June Poetry: Two Poems by Theophilus Kwek

"Fifty-One" and "The Gamble"
June 20, 2017

Image Credit: Lennart Tange via Flickr

Our two June poems by Theophilus Kwek borrow wisdom from the spirit of children for withstanding life’s unpredictable losses. “Fifty-One” paints a portrait of grief’s quiet monotony, which manifests as the morning spent “tending the fire in the urn downstairs” and resigning to chores. The poem’s contemplative, nostalgic tone echoes in “The Gamble,” which begins as a lively account of a children’s game before unfolding as a metaphor for “our longer hours… spent / In fruitless pursuit” and for “our hands’ imperfect work.”​

— Eugenia Leigh, Poetry Editor


Fifty-One

       9th August, 2016

This year, it falls in the seventh month,
Which is when the dead remember us.
Now that I live alone, I’ll spend the morning
Tending the fire in the urn downstairs:
The grass is red and white with last night’s joss.

In the afternoon, if it doesn’t rain,
I’ll do the laundry. Take the curtains down,
Hang out the sheets. It’s hard to find
Another day like this for a thorough clean.
Believe me. Something’s always left undone.

Evenings are usually when I phone the girls.
Not today. It’s a long weekend, so they’ll have gone.
I’ll take a walk instead, then lock the door.
It’s said that most can’t quite get past the step,
But you never know what spirits lurk beyond.

Mother used to say as we get older,
We take after our children more and more.
I’m not so sure. My second one is braver,
Asks, every year, why I would bother.
My first won’t even come close to our altar —

She’s found something better to explain
What we’re for, where we go to when we go.
Where else but here?

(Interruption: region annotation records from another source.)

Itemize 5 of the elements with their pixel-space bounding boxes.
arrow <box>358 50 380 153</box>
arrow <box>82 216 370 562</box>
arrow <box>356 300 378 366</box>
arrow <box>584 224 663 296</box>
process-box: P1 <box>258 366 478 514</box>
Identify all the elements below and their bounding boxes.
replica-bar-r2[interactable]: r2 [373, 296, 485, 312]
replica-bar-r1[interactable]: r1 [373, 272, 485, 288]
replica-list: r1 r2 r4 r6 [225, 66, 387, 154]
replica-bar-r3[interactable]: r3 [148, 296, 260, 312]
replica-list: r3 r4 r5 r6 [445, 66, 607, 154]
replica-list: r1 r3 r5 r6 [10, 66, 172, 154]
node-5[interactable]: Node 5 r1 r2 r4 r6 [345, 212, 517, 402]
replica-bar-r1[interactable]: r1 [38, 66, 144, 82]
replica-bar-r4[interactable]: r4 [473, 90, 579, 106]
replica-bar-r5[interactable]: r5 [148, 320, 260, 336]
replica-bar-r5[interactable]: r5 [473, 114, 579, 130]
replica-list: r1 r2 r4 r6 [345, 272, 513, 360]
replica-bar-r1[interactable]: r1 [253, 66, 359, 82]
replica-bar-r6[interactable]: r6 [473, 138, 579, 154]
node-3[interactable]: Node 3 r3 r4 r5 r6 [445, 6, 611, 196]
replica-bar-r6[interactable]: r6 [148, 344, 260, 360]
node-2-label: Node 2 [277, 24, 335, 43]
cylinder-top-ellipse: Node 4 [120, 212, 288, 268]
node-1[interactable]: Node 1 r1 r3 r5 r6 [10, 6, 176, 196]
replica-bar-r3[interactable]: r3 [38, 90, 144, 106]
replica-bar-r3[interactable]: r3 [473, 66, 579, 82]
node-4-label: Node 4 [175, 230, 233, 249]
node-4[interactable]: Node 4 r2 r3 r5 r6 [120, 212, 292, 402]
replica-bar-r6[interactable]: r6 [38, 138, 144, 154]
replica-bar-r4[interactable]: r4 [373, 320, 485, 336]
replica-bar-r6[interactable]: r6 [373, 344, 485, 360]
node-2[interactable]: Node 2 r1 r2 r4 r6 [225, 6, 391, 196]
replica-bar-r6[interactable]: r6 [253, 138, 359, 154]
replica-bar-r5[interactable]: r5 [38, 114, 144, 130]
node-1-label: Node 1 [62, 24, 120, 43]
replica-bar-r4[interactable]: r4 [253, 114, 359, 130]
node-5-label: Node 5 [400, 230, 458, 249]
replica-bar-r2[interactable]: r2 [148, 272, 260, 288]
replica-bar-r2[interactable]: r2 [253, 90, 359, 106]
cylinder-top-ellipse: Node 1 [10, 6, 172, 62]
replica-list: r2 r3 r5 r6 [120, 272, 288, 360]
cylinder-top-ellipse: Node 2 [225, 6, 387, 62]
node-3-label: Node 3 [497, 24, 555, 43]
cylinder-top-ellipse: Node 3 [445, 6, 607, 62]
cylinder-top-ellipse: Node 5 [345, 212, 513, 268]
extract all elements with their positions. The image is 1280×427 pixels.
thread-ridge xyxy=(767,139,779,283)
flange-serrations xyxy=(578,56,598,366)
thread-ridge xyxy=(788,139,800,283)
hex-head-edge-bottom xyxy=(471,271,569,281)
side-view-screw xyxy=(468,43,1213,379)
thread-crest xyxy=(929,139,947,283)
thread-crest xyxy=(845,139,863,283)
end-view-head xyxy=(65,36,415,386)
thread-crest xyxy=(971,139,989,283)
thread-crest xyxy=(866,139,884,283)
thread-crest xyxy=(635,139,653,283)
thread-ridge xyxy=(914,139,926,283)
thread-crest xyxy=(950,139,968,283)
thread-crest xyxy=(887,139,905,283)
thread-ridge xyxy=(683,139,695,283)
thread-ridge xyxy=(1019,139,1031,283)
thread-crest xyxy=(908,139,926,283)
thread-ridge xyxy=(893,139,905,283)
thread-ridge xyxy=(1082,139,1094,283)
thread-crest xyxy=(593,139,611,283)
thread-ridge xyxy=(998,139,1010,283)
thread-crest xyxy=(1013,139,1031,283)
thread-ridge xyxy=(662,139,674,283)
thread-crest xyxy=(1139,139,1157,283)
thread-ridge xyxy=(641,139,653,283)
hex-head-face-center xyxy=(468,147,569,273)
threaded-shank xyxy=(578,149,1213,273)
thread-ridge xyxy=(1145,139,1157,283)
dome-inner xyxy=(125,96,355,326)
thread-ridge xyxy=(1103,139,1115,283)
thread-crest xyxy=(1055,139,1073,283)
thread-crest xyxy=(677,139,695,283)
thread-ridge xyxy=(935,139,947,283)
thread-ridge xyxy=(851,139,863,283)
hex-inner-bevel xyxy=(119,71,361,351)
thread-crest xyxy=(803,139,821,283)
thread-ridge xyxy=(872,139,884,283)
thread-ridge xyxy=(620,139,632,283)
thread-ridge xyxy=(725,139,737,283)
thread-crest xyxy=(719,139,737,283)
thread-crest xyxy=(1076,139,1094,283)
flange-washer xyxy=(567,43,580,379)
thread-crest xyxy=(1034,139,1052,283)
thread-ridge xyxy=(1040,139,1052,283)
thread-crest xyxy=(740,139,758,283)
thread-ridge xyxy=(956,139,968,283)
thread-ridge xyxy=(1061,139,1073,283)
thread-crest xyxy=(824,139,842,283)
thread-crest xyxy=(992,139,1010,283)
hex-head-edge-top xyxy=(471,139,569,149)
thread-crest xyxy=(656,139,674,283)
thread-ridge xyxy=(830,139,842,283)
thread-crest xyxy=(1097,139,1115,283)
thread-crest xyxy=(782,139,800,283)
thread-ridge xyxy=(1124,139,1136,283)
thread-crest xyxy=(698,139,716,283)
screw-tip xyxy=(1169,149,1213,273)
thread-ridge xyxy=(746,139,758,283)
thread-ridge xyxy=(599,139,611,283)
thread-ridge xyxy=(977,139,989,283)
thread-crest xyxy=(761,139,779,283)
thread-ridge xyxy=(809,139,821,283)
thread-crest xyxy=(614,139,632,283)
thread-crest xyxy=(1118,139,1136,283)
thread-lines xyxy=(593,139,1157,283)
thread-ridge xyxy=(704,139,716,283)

That’s what I’d like to know.
It was I who taught her to ask such questions.
With age, these are the things that start to show.

 

The Gamble

       ‘Oh-yah-pay-yah-sohm’, lit. ‘black-and-white-and-count’: a system for drawing lots,
       where all players display their palms at the same time, either facing up or down; a children’s game.

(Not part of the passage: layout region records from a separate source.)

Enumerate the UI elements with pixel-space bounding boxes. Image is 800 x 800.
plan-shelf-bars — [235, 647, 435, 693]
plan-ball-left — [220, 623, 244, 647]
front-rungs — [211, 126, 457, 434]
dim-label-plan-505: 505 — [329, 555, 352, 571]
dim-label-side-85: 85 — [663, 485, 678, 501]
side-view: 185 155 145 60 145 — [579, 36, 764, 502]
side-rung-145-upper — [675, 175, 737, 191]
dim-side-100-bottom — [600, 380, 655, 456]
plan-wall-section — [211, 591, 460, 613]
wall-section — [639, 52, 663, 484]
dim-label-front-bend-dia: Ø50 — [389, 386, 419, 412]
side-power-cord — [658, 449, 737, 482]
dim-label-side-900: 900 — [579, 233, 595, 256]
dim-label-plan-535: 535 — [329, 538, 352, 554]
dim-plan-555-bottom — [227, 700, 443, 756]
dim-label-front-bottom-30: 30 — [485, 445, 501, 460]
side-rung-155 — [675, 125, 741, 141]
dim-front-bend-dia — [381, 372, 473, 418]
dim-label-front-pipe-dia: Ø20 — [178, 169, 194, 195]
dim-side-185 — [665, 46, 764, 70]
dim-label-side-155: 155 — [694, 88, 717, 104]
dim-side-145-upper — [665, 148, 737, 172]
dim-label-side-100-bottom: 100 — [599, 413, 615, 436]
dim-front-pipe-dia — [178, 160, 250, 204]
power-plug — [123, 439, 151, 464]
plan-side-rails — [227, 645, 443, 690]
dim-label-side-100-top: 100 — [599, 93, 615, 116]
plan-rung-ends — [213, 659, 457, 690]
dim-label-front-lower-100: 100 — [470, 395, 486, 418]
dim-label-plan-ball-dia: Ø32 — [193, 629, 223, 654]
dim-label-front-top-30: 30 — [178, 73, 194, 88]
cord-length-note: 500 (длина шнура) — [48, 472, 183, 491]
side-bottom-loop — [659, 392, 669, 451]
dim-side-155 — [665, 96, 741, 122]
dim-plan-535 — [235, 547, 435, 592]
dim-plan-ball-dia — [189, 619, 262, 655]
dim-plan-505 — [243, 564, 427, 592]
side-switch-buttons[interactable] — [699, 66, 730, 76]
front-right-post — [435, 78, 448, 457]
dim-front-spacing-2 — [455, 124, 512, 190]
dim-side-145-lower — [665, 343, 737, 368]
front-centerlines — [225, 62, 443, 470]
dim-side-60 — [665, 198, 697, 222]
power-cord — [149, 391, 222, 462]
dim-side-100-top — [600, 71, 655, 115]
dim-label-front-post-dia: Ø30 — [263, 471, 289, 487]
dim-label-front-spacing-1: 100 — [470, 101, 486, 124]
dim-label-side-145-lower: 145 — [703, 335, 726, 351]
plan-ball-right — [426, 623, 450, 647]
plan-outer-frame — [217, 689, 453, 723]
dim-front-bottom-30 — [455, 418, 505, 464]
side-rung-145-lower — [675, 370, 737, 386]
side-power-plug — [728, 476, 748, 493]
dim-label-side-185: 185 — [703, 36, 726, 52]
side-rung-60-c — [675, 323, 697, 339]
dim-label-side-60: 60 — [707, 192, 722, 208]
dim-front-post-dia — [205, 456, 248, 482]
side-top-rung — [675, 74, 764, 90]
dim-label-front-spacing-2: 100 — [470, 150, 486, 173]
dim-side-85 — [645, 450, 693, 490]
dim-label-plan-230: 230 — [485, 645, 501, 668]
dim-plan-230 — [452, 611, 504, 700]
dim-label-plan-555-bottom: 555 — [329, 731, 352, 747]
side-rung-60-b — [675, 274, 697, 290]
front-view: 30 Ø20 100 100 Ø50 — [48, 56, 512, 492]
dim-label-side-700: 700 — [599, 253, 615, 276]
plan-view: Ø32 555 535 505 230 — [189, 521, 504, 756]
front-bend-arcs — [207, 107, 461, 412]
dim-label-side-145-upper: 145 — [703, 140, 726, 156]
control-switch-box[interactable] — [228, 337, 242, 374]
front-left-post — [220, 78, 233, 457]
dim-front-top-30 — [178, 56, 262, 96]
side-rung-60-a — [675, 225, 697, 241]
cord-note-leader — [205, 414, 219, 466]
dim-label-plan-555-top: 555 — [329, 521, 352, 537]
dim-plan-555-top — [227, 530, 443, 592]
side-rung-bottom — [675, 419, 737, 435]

Believe me when I say it meant everything
Not to be caught with your palm open,
Pearl-white and marking you out among
Sunned knuckles, wrists wrapped in veins,
Nails rich and streaked with too much earth.

One wrong move could cost an afternoon,
Seeing as there was no deliverance
From being chosen by your own hand
As fire, hunter, damned to the far-fetched chance 
That your quarry, set free at a touch

Might run out of steam, or in a moment’s
Distraction deliver an unlucky ally. 
And so all our longer hours were spent
In fruitless pursuit, until finally
What began to dawn as a kind of truth —

Even then — became inescapable.
The empty hand, the curse of the chase, fear
Driving through the field of broken hurdles,
A parched track, grass beaten under…
Too close, the cut of childhood’s metaphors

For shorter days in taller houses,
Far safer to keep the children indoors
Than have them learn, by trial if not error
How after each round, our hands’ imperfect work
Was forgiven by their turning over.  

Contributor: 

Theophilus Kwek

Theophilus Kwek has published three collections of poetry, as well as a recent pamphlet, The First Five Storms (2017). He won the Martin Starkie Prize in 2014, the Jane Martin Prize in 2015, and the New Poets’ Prize in 2016, and was recently placed Second in the Stephen Spender Prize for Poetry in Translation, 2016. Having served as President of the Oxford University Poetry Society, he is the Co-Founder of The Kindling and a Co-Editor of Oxford Poetry.